– Волк или собака, – с тревогой предположил тот, поглаживая шею своей кобылы. – В этакую погоду я б и сам завыл. И завою еще, если не опрокину в глотку кубок вина. Что делать-то? Цая будить? Или в ворота биться?
Клокс задумался на мгновение, словно голос неведомого зверя мог изменить его планы, но затем потянул коня в сторону:
– Нам другие ворота нужны. Демон их раздери, где они? И с этой стороны частокол? Похоже, и будка не на месте? Где трактир?
– Здесь! – раздался из темноты негромкий голос третьего путника. – Стучать?
– Стучать? – взъярился первый. – Сносить, камень мне в глотку. Еще немного, и я промокну до нитки. Не жалей кулаков, Юайс! Да что там? Ногой вдарь! Знал, что трактирщик глух как булыжник, но что и слуги у него только на отбивные годны…

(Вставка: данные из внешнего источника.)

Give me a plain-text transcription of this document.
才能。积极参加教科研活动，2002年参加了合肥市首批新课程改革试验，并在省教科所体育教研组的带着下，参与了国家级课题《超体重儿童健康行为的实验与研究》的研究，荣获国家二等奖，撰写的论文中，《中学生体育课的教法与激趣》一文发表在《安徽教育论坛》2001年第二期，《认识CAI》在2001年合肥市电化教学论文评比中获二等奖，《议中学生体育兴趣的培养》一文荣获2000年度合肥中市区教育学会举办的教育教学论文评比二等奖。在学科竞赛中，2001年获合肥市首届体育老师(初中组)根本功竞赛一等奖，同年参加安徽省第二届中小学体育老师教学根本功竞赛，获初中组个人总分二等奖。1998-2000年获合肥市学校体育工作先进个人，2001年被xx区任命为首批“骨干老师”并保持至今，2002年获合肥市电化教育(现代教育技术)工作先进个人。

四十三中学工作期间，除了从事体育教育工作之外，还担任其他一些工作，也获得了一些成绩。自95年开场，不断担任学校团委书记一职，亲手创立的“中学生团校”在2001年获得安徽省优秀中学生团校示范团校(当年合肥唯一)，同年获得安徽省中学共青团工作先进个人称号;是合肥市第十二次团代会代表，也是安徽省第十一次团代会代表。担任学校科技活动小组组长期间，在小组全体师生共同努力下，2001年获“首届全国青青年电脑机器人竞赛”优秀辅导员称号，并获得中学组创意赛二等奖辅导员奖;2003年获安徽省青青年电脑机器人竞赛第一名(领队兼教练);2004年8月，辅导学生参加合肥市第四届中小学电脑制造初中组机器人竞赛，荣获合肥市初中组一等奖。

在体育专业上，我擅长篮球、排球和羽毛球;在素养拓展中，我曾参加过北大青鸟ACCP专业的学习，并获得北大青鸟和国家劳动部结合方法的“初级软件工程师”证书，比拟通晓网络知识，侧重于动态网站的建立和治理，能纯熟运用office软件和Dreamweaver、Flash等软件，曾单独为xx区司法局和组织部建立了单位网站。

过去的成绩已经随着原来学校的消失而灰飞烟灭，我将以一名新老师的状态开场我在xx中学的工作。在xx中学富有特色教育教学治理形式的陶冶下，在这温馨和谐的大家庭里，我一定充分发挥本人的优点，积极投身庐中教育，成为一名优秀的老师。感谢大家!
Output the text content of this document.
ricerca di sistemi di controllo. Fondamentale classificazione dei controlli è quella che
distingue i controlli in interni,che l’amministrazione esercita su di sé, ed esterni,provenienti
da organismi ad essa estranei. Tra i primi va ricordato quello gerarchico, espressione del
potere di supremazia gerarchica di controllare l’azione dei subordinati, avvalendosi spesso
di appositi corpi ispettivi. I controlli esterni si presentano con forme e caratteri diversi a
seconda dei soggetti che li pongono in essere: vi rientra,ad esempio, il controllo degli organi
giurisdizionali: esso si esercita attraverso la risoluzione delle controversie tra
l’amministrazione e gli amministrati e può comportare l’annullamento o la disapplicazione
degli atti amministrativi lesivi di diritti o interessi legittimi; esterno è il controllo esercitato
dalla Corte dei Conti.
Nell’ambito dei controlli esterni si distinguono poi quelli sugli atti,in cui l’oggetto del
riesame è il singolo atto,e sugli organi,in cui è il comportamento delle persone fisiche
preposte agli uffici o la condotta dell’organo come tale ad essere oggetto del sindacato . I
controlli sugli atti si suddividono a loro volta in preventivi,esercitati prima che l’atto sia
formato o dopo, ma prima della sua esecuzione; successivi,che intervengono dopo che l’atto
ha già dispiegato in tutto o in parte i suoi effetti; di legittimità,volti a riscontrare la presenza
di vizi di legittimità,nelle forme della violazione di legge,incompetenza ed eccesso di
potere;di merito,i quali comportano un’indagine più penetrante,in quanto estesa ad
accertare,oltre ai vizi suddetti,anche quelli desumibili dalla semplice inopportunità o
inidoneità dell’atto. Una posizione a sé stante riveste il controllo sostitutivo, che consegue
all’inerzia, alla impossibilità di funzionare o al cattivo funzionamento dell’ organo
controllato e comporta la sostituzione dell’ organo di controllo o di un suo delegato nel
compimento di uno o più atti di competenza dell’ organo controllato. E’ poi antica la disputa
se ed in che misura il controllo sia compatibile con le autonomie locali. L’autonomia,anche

Слуги на первый взгляд не были годны и на отбивные. Во всяком случае, старик, что приоткрыл ворота, высох, не дождавшись смерти. Рука его была столь худой, что вознесенная ею над головой лампа просвечивала сквозь кожу. Однако по мановению этой тонкой руки и кивку лысой головы ворота распахнулись, и вслед за этим неожиданно сухой, укрытый навесом двор наполнился топотом и храпом лошадей. По ступеням застучали башмаки, заскрипели двери, замерцали во мгле лампы, где-то в отдалении, за толстыми стенами, подали голос куры, пахнуло теплом.
– Чтобы лошади и поклажа были в порядке! – погрозил старший немалым кулаком в темноту двора, соскоблил глину с сапог о ступени и, шумно высморкавшись, толкнул тяжелую дверь.
Трактир удивил уютом, или слабый свет ламп скрадывал запустение, но выстроившиеся вдоль длинного и узкого зала столы не блестели от впитавшегося жира, с косых балок и убегающей под крышу лестницы не свисала паутина, а выскобленные лавки как будто не грозили занозить натруженные долгим пребыванием в седлах зады. Откуда-то из недр спящего заведения доносилось потрескивание углей, тянуло дымком и даже запахом тушеной баранины. Только охотников за вечерним или уже ночным угощением оказалось немного. В середине зала, положив голову на локоть, дремал плечистый горожанин или путник в сером дорожном плаще и суконном треухе, а за соседними столами в блюда с кушаньем макали куски лепешек еще двое: мужчина средних лет в зеленом котто и зеленой же шапке, из-под которой вились седые кудри, и лысый толстяк в черном балахоне с лекарской треугольной бляхой на груди. На поздних гостей, которые появились на отгороженном перилами возвышении для важных особ, никто из едоков особого внимания не обратил, разве только седовласый кивнул незнакомцам, приложив руку к груди.